“To bounce back, the industry will need investments”

According to the president of Atream, an investment fund well established in tourism, the current crisis represents an “earthquake”. But the sector has a strong rebound capacity.

The tourist echo: How was Atream born?

Pascal Savary: We created Atream in April 2008, so almost 13 years ago. Our ambition is simple: we want to support operators in the tourism industry over the long term. We want to contribute to the influence of this economy, which weighs nearly 10% of France’s GDP, and generates 2.5 million jobs, in all regions. It is an industry that irrigates other parts of the local economy and creates attractiveness. This is our conviction. Today, we manage nearly 4 billion euros in assets, more than half of which are invested in tourism, in particular alongside large groups – Accor, Club Med, Center Parcs / Pierre & Vacances… – in France and in Northern Europe: Germany, the Netherlands, Belgium.

Investing is not risky, given the current context?

Pascal Savary: We support operators over the long term, including in difficult times, such as the one we have been experiencing for a year. But tourism has already gone through many crises. This is very violent, it’s an earthquake. But we must use it to come out with a common vision, integrating the new issues that matter. Tourism is a supply industry. We must help operators to focus on understanding their customers and their expectations, by investing in the levers that will allow them to control their direct customer relationship. The crisis exit strategy must be defined with them, to maintain the tourist attractiveness of France, which will have to face competition from its European neighbors. In order to bounce back as quickly as possible, the industry will need investments.

I don’t believe the rise of telecommuting will transform business travel.

Will new parameters be taken into account for investors?
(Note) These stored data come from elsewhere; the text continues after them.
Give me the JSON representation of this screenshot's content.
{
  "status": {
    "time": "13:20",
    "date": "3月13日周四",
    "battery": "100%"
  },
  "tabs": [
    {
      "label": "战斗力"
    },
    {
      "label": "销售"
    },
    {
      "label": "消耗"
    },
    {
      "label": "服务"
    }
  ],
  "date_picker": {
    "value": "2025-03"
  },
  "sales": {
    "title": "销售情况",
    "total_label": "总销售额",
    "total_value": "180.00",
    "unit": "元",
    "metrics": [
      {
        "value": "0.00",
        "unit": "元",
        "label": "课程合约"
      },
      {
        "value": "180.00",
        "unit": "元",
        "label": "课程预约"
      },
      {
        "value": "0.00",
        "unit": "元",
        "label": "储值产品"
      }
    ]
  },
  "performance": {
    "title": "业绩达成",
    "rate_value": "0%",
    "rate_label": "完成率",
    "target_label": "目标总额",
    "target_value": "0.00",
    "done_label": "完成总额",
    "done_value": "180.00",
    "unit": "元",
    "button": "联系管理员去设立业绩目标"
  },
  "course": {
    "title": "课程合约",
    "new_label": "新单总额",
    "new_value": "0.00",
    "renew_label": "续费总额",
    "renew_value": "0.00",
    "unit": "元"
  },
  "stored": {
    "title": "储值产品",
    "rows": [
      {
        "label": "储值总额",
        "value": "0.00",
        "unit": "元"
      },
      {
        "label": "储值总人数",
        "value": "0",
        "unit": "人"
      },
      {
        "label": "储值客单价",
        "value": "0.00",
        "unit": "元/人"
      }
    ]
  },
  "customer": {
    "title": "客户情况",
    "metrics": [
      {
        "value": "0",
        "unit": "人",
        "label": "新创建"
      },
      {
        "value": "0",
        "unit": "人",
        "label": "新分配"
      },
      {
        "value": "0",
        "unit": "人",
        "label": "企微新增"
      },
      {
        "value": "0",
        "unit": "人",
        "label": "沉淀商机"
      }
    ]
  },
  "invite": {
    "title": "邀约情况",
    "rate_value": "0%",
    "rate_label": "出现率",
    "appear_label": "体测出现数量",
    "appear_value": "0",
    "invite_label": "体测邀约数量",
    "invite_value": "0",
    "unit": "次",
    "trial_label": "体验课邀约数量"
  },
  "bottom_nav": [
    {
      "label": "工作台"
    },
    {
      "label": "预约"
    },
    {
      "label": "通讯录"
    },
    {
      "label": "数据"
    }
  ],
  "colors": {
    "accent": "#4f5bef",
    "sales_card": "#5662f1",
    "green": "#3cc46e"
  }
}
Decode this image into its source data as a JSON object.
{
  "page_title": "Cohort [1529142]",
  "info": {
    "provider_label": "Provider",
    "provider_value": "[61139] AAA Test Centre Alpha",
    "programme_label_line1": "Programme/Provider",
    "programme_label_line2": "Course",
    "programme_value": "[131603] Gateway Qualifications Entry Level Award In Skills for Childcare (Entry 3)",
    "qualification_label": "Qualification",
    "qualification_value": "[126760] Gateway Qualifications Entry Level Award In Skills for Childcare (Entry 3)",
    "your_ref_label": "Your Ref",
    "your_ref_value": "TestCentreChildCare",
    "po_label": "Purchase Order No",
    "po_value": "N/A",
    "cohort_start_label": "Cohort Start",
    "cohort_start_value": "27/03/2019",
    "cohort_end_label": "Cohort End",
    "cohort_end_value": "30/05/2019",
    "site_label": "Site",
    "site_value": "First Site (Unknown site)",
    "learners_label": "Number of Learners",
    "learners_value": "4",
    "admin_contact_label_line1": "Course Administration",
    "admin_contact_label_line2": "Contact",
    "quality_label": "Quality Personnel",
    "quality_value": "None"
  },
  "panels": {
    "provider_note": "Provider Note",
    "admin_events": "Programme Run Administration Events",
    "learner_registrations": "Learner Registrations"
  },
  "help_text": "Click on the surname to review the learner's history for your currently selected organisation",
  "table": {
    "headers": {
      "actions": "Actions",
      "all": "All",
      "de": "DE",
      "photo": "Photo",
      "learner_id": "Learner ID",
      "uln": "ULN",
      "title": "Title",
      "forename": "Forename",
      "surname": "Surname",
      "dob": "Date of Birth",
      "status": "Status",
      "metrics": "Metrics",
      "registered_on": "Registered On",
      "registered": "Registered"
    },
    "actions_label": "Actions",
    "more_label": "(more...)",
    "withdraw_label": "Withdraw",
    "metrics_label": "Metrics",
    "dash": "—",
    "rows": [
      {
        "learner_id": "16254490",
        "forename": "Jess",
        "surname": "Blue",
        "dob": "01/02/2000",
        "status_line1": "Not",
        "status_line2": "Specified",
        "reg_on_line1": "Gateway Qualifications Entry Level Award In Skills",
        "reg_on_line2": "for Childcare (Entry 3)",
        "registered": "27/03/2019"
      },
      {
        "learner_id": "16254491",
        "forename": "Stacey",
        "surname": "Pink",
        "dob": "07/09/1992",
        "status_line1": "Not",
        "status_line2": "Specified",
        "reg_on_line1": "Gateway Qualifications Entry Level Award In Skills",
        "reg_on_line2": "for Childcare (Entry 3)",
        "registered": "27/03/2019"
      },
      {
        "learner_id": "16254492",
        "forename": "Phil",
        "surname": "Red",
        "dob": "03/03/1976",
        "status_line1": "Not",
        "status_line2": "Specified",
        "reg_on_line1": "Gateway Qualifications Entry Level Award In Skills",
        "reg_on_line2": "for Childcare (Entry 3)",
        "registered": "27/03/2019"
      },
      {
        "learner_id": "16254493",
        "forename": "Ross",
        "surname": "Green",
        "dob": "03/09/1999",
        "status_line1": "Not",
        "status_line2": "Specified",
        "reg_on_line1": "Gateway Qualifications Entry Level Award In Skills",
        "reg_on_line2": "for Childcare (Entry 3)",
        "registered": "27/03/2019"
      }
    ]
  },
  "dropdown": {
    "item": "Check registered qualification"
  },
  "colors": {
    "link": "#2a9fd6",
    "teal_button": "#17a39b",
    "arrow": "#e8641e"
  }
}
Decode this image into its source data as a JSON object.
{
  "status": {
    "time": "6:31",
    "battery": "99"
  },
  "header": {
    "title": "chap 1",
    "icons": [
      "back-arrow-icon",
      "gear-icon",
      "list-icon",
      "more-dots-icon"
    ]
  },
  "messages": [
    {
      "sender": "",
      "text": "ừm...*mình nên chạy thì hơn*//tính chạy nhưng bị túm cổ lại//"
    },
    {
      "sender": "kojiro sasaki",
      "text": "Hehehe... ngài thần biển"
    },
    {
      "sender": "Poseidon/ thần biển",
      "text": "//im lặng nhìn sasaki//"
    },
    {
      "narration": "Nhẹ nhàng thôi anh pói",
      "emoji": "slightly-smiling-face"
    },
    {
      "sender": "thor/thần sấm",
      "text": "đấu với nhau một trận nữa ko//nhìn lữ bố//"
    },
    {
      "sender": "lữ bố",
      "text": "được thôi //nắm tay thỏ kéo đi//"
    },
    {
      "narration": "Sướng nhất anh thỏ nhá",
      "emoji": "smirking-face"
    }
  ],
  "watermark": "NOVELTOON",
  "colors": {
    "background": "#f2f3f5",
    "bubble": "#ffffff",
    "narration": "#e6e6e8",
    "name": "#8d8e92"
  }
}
Pascal Savary: Whether institutional or private, investors will now have to deal with issues of governance, environmental and societal issues, which will be essential elements for the industry’s recovery. It must be exemplary: it is the leading industry in France, and it must be the engine of this economic recovery. The product will have to adapt to these new expectations. French growth is based on consumption, and the upturn in tourism activity will be preponderant. It is to be hoped that the volumes of vaccines announced for the spring will be very real, to allow a recovery before the summer. Because there will be a very strong rebound, we are convinced of that.

From this summer?

Pascal Savary: For our partners, who are mainly in hosting, we can hope so. Local, and even domestic, tourism will be one of the real trends for 2021. Some of them are recording 25% higher booking levels compared to summer 2020, which was already a good summer. The rebound will first be very strong, before gradually being put in place in a structuring way, for leisure as well as for MICE. I don’t believe the rise of telecommuting will transform business travel. The frustration of not being able to meet “face to face”, as we now say, highlights the fact that it is essential, for companies that want to remain competitive, to exchange directly, to bring together talents, to share information and emotions. Business travel will probably take a little longer to leave than leisure, but I think it will be back by mid-2022.